Flies Are Spies From Hell - Underdog Undone (Self Released)

UK prog rockers create an ambient redux of their previous album to impressive effect

Released Feb 21st, 2018 / By Erick Mertz
Flies Are Spies From Hell - Underdog Undone (Self Released) Start with the band name. From Flies Are Spies From Hell you get the immediate sense that the London based group gets their signals from far out. Three years ago, Flies Are Spies From Hell released Underdone Underfoot, an epic eight-track post-rock album receiving high acclaim across the board; some said exhilarating, others described it as an emotive punch. Somehow, the band was able to harness a native dynamism that has become increasingly rare in contemporary progressive rock.

Clearly though, the band sought other access points to that collection, re-releasing it as an ambient remix record. Similar songs remixed by a series of DJ’s and electronic artists, referred to throughout as 'reworkings'. The overall feeling on Underdog Undone is one of darkness and veil, filled with disheartened moods. This isn’t a chill out record.
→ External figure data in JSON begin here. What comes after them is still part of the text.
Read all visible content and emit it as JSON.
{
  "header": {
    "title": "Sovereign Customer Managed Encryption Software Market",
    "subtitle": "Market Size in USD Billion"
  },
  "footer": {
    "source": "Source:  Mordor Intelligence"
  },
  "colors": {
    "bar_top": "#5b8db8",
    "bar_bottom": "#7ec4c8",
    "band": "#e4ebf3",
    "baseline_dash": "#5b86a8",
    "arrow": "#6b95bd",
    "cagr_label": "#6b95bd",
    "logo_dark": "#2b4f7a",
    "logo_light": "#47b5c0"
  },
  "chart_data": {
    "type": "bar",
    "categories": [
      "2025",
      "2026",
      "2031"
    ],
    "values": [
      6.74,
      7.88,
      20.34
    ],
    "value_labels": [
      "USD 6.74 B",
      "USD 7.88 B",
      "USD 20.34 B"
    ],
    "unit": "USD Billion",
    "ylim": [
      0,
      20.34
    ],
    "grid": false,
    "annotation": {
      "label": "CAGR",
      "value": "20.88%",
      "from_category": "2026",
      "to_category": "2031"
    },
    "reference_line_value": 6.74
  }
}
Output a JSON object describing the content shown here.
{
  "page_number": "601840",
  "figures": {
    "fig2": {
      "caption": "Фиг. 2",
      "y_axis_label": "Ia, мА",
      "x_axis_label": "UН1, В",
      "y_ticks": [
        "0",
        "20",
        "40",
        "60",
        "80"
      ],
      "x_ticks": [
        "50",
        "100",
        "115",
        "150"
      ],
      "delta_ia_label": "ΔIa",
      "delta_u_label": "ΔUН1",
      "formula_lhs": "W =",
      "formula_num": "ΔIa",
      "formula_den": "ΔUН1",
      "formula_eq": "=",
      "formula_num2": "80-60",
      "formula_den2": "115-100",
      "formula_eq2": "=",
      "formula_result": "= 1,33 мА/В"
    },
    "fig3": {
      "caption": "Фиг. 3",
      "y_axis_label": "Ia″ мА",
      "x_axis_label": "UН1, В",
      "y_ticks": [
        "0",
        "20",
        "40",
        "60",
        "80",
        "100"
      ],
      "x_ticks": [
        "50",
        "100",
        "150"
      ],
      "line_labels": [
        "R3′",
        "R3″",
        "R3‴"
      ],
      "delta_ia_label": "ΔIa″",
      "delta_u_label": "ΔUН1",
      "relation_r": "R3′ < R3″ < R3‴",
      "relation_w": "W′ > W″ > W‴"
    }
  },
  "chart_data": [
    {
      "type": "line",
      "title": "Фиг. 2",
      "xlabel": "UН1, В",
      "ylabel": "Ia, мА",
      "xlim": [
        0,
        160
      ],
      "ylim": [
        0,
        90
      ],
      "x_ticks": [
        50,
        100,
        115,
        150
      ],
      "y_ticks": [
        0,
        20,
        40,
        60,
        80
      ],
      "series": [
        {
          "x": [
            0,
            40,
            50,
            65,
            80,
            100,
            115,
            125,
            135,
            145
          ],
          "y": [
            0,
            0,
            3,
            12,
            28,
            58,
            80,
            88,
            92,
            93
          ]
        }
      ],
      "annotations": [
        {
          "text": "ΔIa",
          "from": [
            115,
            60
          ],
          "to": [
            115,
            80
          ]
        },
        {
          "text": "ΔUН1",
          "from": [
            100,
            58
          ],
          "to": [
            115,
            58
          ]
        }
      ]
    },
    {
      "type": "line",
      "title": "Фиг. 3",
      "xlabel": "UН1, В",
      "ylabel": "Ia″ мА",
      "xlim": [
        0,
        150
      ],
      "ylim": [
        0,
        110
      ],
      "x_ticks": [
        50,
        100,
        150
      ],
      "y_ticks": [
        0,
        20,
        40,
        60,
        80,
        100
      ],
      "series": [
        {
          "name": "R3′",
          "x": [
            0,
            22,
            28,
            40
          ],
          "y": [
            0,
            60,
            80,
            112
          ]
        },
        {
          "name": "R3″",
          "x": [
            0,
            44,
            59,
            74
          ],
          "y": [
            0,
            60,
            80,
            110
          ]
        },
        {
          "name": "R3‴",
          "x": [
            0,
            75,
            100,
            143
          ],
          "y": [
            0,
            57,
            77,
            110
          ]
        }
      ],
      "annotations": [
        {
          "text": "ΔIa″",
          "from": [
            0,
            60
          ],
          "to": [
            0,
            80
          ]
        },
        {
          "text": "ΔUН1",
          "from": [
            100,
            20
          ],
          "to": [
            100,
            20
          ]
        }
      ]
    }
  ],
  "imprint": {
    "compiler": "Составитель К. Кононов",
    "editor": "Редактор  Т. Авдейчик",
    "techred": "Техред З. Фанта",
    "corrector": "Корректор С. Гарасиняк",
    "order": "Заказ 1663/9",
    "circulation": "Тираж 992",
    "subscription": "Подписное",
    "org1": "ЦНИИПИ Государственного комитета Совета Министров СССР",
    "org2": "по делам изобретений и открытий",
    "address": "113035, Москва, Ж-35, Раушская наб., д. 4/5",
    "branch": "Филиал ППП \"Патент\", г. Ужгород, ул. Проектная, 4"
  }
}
Instead, it’s a thinker. The opening song, An Imagined Murder (Cities And Memory Remix) captures a Twin Peaks/Angelo Badalamenti feeling, a tone that manages to carry loosely throughout the record. Sparse keyboards. Lots of air and room to imagine. Over the top lays a chilling vocal track about killing and murder. Often vocals are what define high quality on this album.

Anywhere Underdog Undone veers away from vocal sampling becomes a place of strength, like I Tried To Fall Better But Failed (WiresDreamsDisasters Remix) and the gloomy, Killing Thought (DunJIN Remix) which reverberate utter spiritual disappointment. None of the tracks are over the top or feature heavily saturated instrumentation. On “Amnliosis (Neil Milton Remix)” the track opens with a verbal bit but once it’s over, delves into a sky splitting sound, one that is smooth and full of airy minimalism. None of the remix artists are celebrities (to my knowledge of the DJ/electronica world) so my sense is that members of Flies Are Spies From Hell made keen choices based on a feel and rapport with their sound, which in the end, proved a good move toward conceptual consistency.

Overall, as an ambient record, this is pretty good stuff. It’s largely sparse, offering clear mood through an evocative use of negative space. The verbal takes, snippets of dialogue, really arrest the flow for me, but I’m more a fan of straight ambient music, no samples. On Underdog Undone it pulls me out of the esoteric mood, which works against what the smoothly designed record is pretty damn successful in achieving.